The bulk of DTC-advertised drugs, those for new and chronic conditions, are a major problem because of the immediate release of ads, lack of post-market surveillance time by the FDA, and limited patient exposure, all of which can cause unanticipated drug effects.6 One example occurred with the drug Vioxx (rodecoxib). This medication was approved to treat osteoarthritis pain, but after being released and highly advertised to patients, the medication demonstrated an increased risk of myocardial infarction not previously detected in clinical trials.3 To prevent other such threats, Rep. DeLauro’s bill suggests a three-year moratorium on DTCA for newly approved drugs to allow sufficient population exposure to catch unexpected adverse effects while minimizing total population collateral damage. Furthermore, if a drug is deemed too dangerous by the US Department of Health and Human Services, DTCA can be prohibited altogether. Although this bill has not yet passed, a precedent is set that prescribing should be based on “thoughtful health care decisions by patients and their providers, not by drug marketers,” Rep. DeLauro said.1
Regardless of future regulations, pharmacists remain in a prime position to educate and guide patients to make well-informed and safe health care decisions.
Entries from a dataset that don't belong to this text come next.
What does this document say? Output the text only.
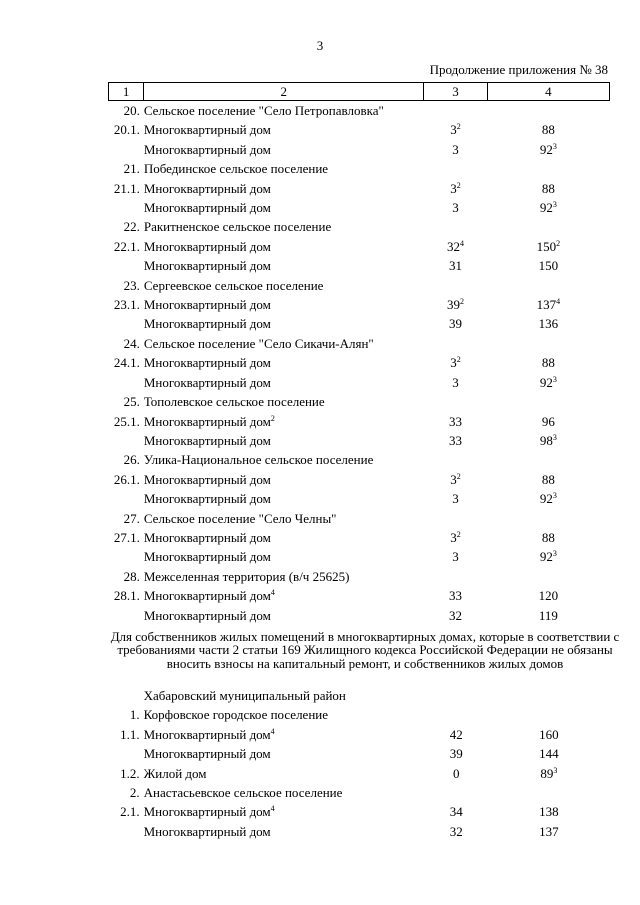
3
Продолжение приложения № 38
1	2	3	4
20.	Сельское поселение "Село Петропавловка"		
20.1.	Многоквартирный дом	$3^2$	88
	Многоквартирный дом	3	$92^3$
21.	Побединское сельское поселение		
21.1.	Многоквартирный дом	$3^2$	88
	Многоквартирный дом	3	$92^3$
22.	Ракитненское сельское поселение		
22.1.	Многоквартирный дом	$32^4$	$150^2$
	Многоквартирный дом	31	150
23.	Сергеевское сельское поселение		
23.1.	Многоквартирный дом	$39^2$	$137^4$
	Многоквартирный дом	39	136
24.	Сельское поселение "Село Сикачи-Алян"		
24.1.	Многоквартирный дом	$3^2$	88
	Многоквартирный дом	3	$92^3$
25.	Тополевское сельское поселение		
25.1.	Многоквартирный дом$^2$	33	96
	Многоквартирный дом	33	$98^3$
26.	Улика-Национальное сельское поселение		
26.1.	Многоквартирный дом	$3^2$	88
	Многоквартирный дом	3	$92^3$
27.	Сельское поселение "Село Челны"		
27.1.	Многоквартирный дом	$3^2$	88
	Многоквартирный дом	3	$92^3$
28.	Межселенная территория (в/ч 25625)		
28.1.	Многоквартирный дом$^4$	33	120
	Многоквартирный дом	32	119
Для собственников жилых помещений в многоквартирных домах, которые в соответствии с требованиями части 2 статьи 169 Жилищного кодекса Российской Федерации не обязаны вносить взносы на капитальный ремонт, и собственников жилых домов
	Хабаровский муниципальный район		
1.	Корфовское городское поселение		
1.1.	Многоквартирный дом$^4$	42	160
	Многоквартирный дом	39	144
1.2.	Жилой дом	0	$89^3$
2.	Анастасьевское сельское поселение		
2.1.	Многоквартирный дом$^4$	34	138
	Многоквартирный дом	32	137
With the use of DTCA bypassing health care professionals, pharmacists need to stay informed and be aware of DTCA regulations and legislation to better advise patients.
Noor A. Naffakh is a second-year PharmD candidate at the University of Kentucky College of Pharmacy, in Lexington. Dr. Fink is a professor of pharmacy law and policy and the Kentucky Pharmacists Association Endowed Professor of Leadership at the University of Kentucky College of Pharmacy in Lexington.